All the money in the world, and no one to proofread. Imagine.
—–

After Kyle Clark at 9NEWS took issue with a “fact-checking” website run by the Colorado Oil and Gas Association–secretly at first, disclosing their ownership only after being called out–we took a closer look at the operation. There’s nothing inherently wrong with an entity setting up a clearinghouse of their own opinions, but two aspects of the site struck journalists as objectionable to the point of having a chilling effect: its secretive nature as well as “index pages” devoted to shaming individual reporters by calling out their alleged misdeeds. Those pages have reportedly been taken down.
But the larger reason this effort appears to have backfired spectacularly among the very people it was meant to influence is that it’s happening at the same time as President Donald Trump’s vicious rhetoric against the news media has ramped up to a fever pitch in recent weeks. Media fact-checking sites as we’ve come to know them generally focus on fact-checking the statements of politicians and opinionmakers, not reporters: though it’s true that Fox News-style “journalism” has made that distinction trickier. COGA’s fact-checking site, on the other hand, directly went after the reporters. Considering that the President of COGA, Dan Haley, worked for the Denver Post for many years, we’re shocked that he didn’t realize how this would be received by his former peers.
To be clear, being critical of news reporting, and even individual reporters is not wrong. We’ve done plenty of that in this space.
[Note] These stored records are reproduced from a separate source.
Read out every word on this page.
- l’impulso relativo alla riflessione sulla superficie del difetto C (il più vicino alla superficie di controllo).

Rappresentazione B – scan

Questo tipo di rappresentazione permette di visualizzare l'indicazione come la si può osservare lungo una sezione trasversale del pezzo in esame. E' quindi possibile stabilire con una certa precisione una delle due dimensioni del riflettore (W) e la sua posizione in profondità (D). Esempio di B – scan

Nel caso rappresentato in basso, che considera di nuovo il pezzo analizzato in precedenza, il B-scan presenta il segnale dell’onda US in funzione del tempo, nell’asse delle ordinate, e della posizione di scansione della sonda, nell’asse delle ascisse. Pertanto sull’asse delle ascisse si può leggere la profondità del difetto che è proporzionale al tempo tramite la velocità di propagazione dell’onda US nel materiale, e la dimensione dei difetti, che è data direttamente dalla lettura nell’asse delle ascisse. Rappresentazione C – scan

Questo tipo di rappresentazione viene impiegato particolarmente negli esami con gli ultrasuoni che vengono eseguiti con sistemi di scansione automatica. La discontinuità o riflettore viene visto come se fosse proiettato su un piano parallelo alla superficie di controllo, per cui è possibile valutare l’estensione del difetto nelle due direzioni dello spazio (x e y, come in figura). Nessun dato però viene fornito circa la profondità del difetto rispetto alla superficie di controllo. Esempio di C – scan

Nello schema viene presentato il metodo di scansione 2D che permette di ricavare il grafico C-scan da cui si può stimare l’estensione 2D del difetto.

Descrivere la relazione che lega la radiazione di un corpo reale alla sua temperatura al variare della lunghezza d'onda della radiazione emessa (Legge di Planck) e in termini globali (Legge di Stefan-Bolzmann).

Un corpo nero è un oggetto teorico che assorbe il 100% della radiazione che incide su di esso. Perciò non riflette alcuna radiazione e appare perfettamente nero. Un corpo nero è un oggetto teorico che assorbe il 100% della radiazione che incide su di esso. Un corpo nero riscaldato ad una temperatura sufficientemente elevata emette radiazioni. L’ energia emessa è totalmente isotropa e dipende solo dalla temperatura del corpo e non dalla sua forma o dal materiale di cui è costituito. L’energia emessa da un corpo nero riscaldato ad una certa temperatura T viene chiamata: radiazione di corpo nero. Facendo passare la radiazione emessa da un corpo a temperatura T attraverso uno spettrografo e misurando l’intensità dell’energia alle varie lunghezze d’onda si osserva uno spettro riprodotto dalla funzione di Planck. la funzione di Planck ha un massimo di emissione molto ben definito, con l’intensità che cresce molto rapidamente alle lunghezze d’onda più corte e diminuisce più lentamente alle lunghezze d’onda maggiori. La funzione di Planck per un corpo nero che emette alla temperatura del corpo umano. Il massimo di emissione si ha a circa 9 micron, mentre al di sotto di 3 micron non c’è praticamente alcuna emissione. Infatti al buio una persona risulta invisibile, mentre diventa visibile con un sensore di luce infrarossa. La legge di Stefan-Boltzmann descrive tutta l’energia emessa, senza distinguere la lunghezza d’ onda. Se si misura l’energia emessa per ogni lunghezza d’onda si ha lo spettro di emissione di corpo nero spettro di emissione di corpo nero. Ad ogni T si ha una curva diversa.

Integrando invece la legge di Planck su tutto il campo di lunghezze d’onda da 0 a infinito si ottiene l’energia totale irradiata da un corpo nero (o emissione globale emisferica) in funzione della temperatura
But to target reporters systematically like this site did — at the same time that the President of the United States treads perilously close to inciting violence against journalists — it all feeds into the hatred of the media Trump wants his supporters to feel. And for the same reasons.
The only other thing we can recommend to the Energy Accountability Project and its former newspaper editor leader, is this…
Learn how to spell “accountability.”

Seriously, you colossal dumbasses. Seriously.